Wir beginnen mit einem kleinen baugeschichtlichen Rückblick

Der hier gegebene kleine baugeschichtliche Rückblick folgt der Darstellung in dem Kirchenführer von Ute Kegel zur Evangelischen Kirche in Bischmisheim.

Anfang des neunzehnten Jahrhunderts war die alte evangelische Kirche in Bischmisheim so baufällig geworden, dass sie von der Polizei geschlossen wurde. Ein Neubau musste geplant werden. Bischmisheim gehörte damals wie die Hälfte des heutigen Saarlandes zu Preußen, und so wurde in letzter Instanz in Berlin entschieden, nach welchen Plänen die neue Kirche erstellt werden sollte.
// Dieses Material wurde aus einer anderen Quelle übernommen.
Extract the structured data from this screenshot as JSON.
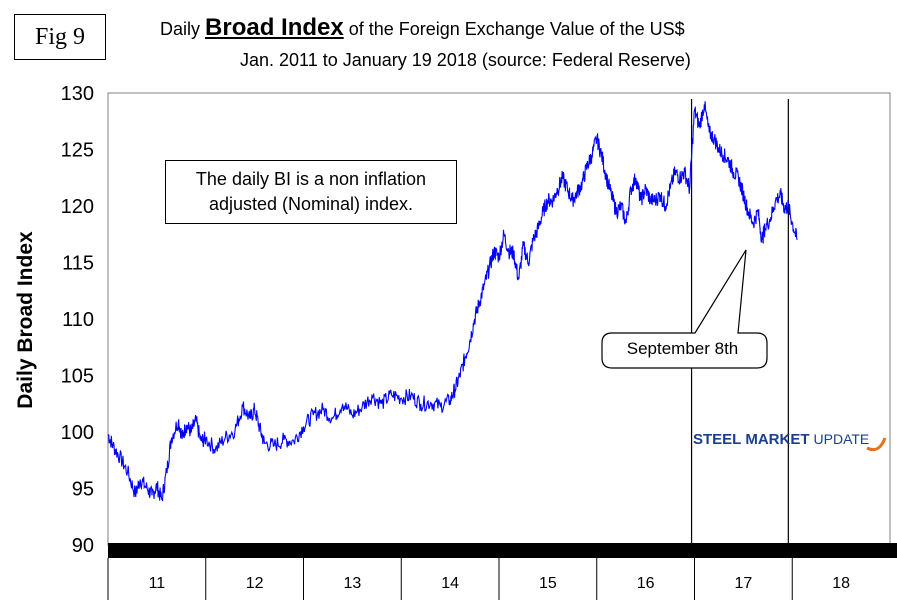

Der von hier nach Berlin eingereichte Plan saheinen konventionellen Kirchenbau vor; d.h. einen Bau mit rechteckigem Grundriss. Aber der Plan geriet in die Hände von Karl Friedrich Schinkel, und damit begann die Geschichte dieses Glücksfalls.
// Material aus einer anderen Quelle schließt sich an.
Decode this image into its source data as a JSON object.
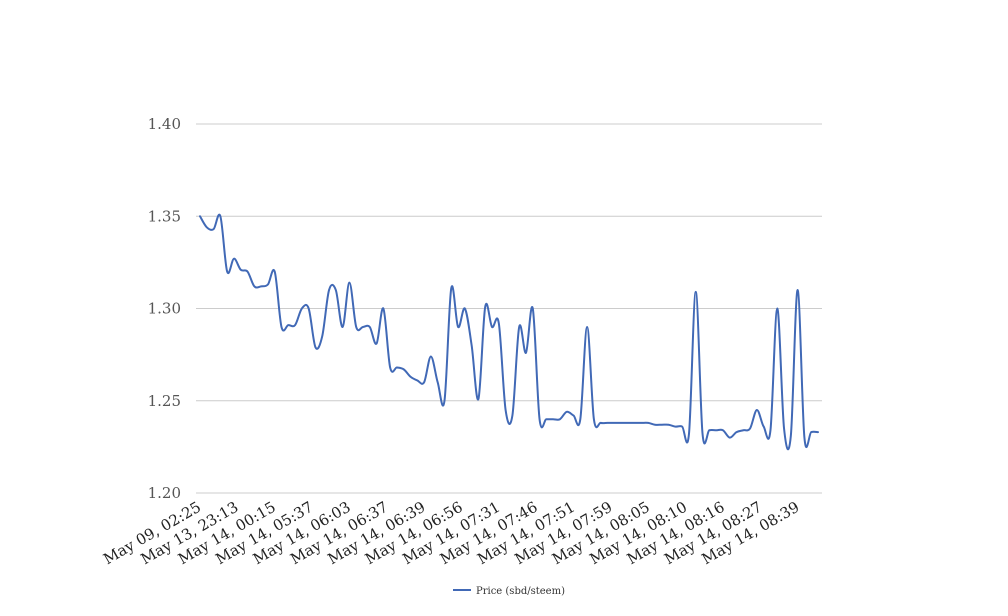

Denn Schinkel war wohl der bedeutendste deutsche Baumeister des 19. Jahrhunderts, und er sann darüber nach, wie man mit bescheidenen Mitteln doch eine ansehnliche Dorfkirche bauen konnte . Da es an Baumaterial fehlte, musste der Grundriss so gewählt werden, dass bei gleichem Umfang an Mauerwerk eine möglichst große Fläche umfasst werden würde. Nun ist unter allen Rechtecken mit gleichem Umfang das Quadrat dasjenige, dessen Inhalt am größten ist. Aber Schinkel ging einen entscheidenden Schritt weiter. Noch günstiger ist das Verhältnis von umfasster Fläche und Umfang beim gleichseitigen Sechseck und noch günstiger beim gleichseitigen Achteck, dem Oktogon.
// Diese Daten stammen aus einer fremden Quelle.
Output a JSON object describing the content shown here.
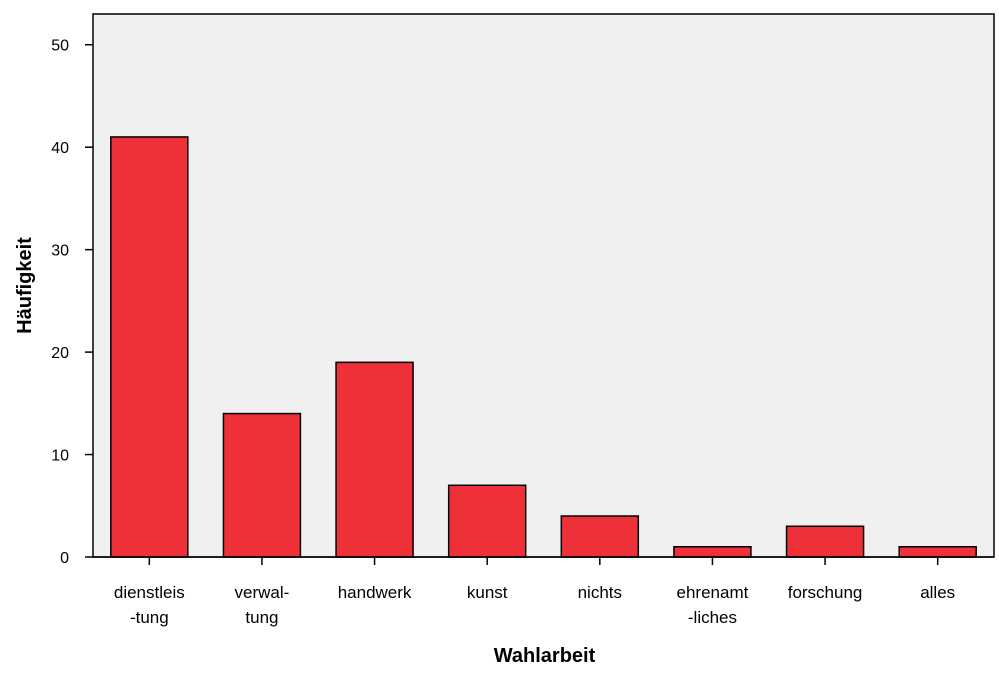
{
  "chart_data": {
    "type": "bar",
    "categories": [
      "dienstleis -tung",
      "verwal- tung",
      "handwerk",
      "kunst",
      "nichts",
      "ehrenamt -liches",
      "forschung",
      "alles"
    ],
    "category_lines": [
      [
        "dienstleis",
        "-tung"
      ],
      [
        "verwal-",
        "tung"
      ],
      [
        "handwerk"
      ],
      [
        "kunst"
      ],
      [
        "nichts"
      ],
      [
        "ehrenamt",
        "-liches"
      ],
      [
        "forschung"
      ],
      [
        "alles"
      ]
    ],
    "values": [
      41,
      14,
      19,
      7,
      4,
      1,
      3,
      1
    ],
    "xlabel": "Wahlarbeit",
    "ylabel": "Häufigkeit",
    "ylim": [
      0,
      53
    ],
    "yticks": [
      0,
      10,
      20,
      30,
      40,
      50
    ],
    "grid": false,
    "colors": {
      "bar": "#ee3039",
      "plot_background": "#f0f0f0",
      "axis": "#000000"
    }
  }
}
Das Oktogon kommt in der Baugeschichte öfter vor; so ist die Pfalzkapelle in Aachen in achteckiger Form erbaut, und dieser Bau Karls des Großen aus dem neunten Jahrhundert hatte noch ältere Vorbilder in Italien ( Pantheon in Rom und die Kirche Theoderichs in Ravenna).Und das von dem Stauferkaiser Friedrich II. in Süditalien im Hochmittelalter erbaute Castel del Monte besteht aus einer Kombination ineinander geschachtelter Oktogone.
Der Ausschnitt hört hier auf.